Now, here are some figures:

government debt per person

(I apologise that the chart isn’t clear but you can see the original at https://www.google.co.uk/search?hl=en&site=imghp&tbm=isch&source=hp&biw=1354&bih=613&q=government+debt+by+country&oq=government+debt&gs_l=img.1.2.0l7j0i30l3.1634.5839.0.9736.15.11.0.4.4.0.74.533.10.10.0….0…1ac.1.64.img..1.14.551.Qz335mB-N7U#imgrc=8eNVaRvO26ll7M%3A  )

The left-hand column shows Government debt per person in 2014 and the right-hand column Government debt as a percentage of GDP. The right-hand column is probably the most important and on it Japan is number one followed by Greece, Portugal, Italy, UK, Ireland and Belgium.

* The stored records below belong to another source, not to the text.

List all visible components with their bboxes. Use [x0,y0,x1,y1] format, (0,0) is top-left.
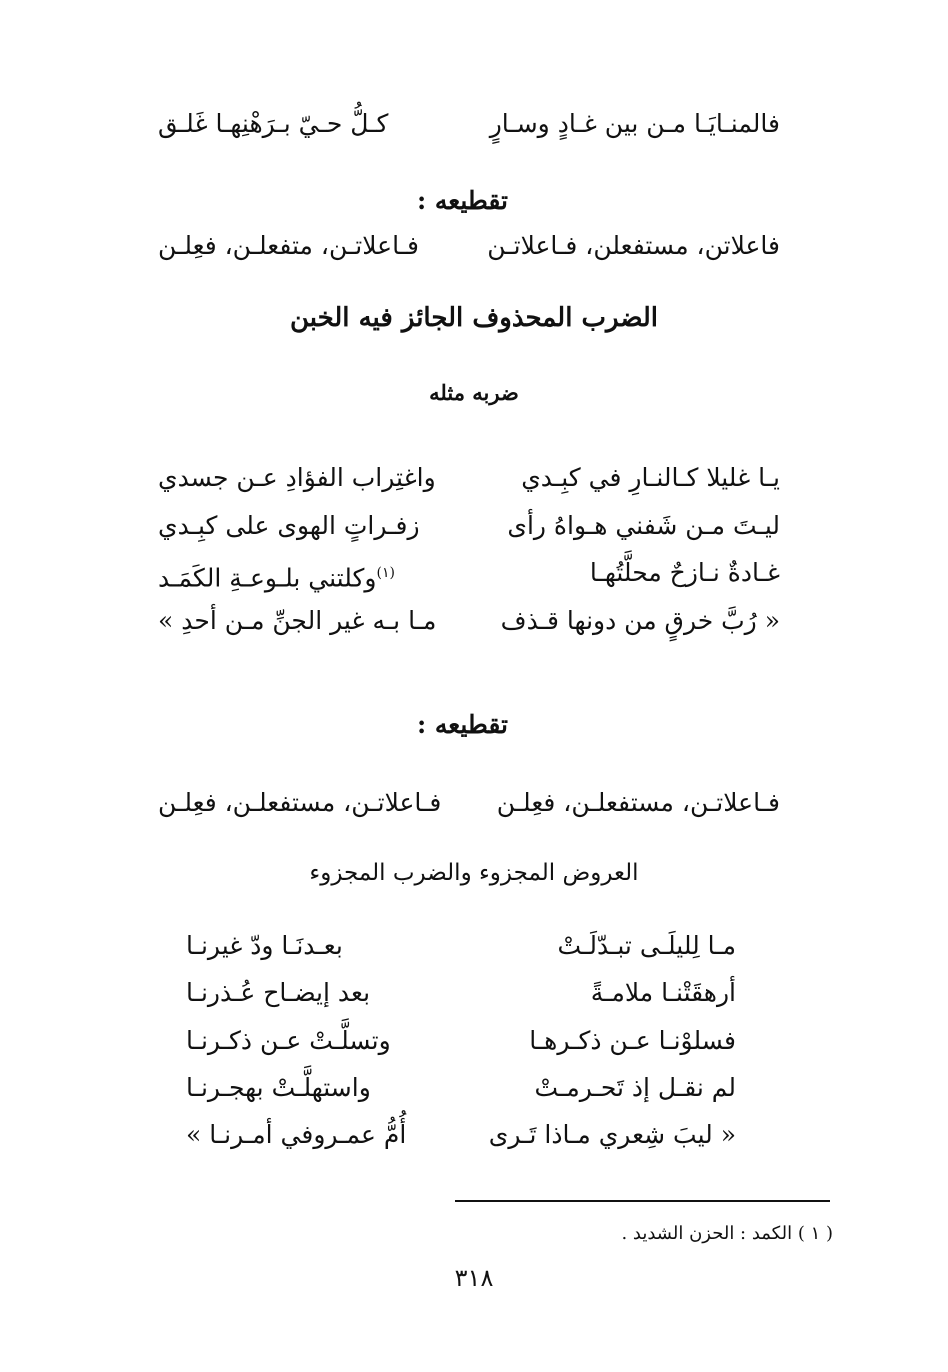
verse2-2-left: بعد إيضـاح عُـذرنـا [186,978,371,1007]
verse-4-left: مـا بـه غير الجنِّ مـن أحدِ » [158,606,437,635]
verse2-4-right: لم نقـل إذ تَحـرمـتْ [534,1073,736,1102]
footnote-divider [455,1200,830,1202]
verse2-3-left: وتسلَّـتْ عـن ذكـرنـا [186,1026,391,1055]
section-heading-1: الضرب المحذوف الجائز فيه الخبن [289,303,659,333]
verse-1-left: واغتِراب الفؤادِ عـن جسدي [158,463,436,492]
page-number: ٣١٨ [454,1264,494,1292]
verse2-1-left: بعـدنَـا ودّ غيرنـا [186,931,343,960]
taqti-label-2: تقطيعه : [416,710,508,739]
scansion-1-right: فاعلاتن، مستفعلن، فـاعلاتـن [487,231,780,260]
verse-4-right: « رُبَّ خرقٍ من دونها قـذف [500,606,780,635]
taqti-label-1: تقطيعه : [416,186,508,215]
scansion-2-right: فـاعلاتـن، مستفعلـن، فعِلـن [496,788,780,817]
section-heading-2: العروض المجزوء والضرب المجزوء [309,860,639,886]
verse2-3-right: فسلوْنـا عـن ذكـرهـا [529,1026,736,1055]
verse2-5-left: أُمُّ عمـروفي أمـرنـا » [186,1120,407,1149]
footnote: ( ١ ) الكمد : الحزن الشديد . [621,1223,833,1244]
verse-2-left: زفـراتٍ الهوى على كبِـدي [158,511,420,540]
verse-3-right: غـادةٌ نـازحٌ محلَّتُهـا [589,558,780,587]
verse-1-right: يـا غليلا كـالنـارِ في كبِـدي [521,463,780,492]
opening-verse-left: كـلُّ حـيّ بـرَهْنِهـا غَلـق [158,109,389,138]
verse-2-right: ليـتَ مـن شَفني هـواهُ رأى [507,511,780,540]
verse2-2-right: أرهقَتْنـا ملامـةً [590,978,736,1007]
section-subheading-1: ضربه مثله [429,380,519,405]
verse2-4-left: واستهلَّـتْ بهجـرنـا [186,1073,371,1102]
footnote-mark: (١) [376,565,395,581]
scansion-2-left: فـاعلاتـن، مستفعلـن، فعِلـن [158,788,442,817]
opening-verse-right: فالمنـايَـا مـن بين غـادٍ وسـارٍ [489,109,780,138]
scansion-1-left: فـاعلاتـن، متفعلـن، فعِلـن [158,231,419,260]
verse2-1-right: مـا لِليلَـى تبـدّلَـتْ [557,931,736,960]
verse-3-left: $^{(١)}$وكلتني بلـوعـةِ الكَمَـد [158,563,395,593]
verse2-5-right: « ليبَ شِعري مـاذا تَـرى [488,1120,736,1149]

If something cannot go on forever, it will stop. If governments cannot go on borrowing forever, they will have to stop.

When governments can no longer borrow and are still overspending, there are only four ways out:

  1. Massively cut spending leading to widespread misery, social breakdown and chaos – Venezuela?
  2. Default on the debt causing a financial crisis that will make 2008 look like a picnic
  3. Inflate away the debt by encouraging inflation and the destruction of people’s savings (Britain in the 1970s)
  4. Confiscate ordinary people’s savings to rescue the banks that have loaned money to countries that would never be able to repay the loans

It’s easy to make hyperbolic predictions about the future and most scares actually never happen in reality. But a world where the most indebted countries are stagnating economically while increasing their debt levels isn’t anyone’s idea of a bright future.

What will happen? I haven’t a clue, but it won’t be pretty. And if I was Spanish, Italian, Greek or Portuguese, I would have moved my savings to a bank in Germany or the Netherlands (or perhaps even to Australia, Canada or New Zealand) because you’re a sitting duck for financial expropriation when your government can no longer borrow and decides to ‘do a Cyprus’.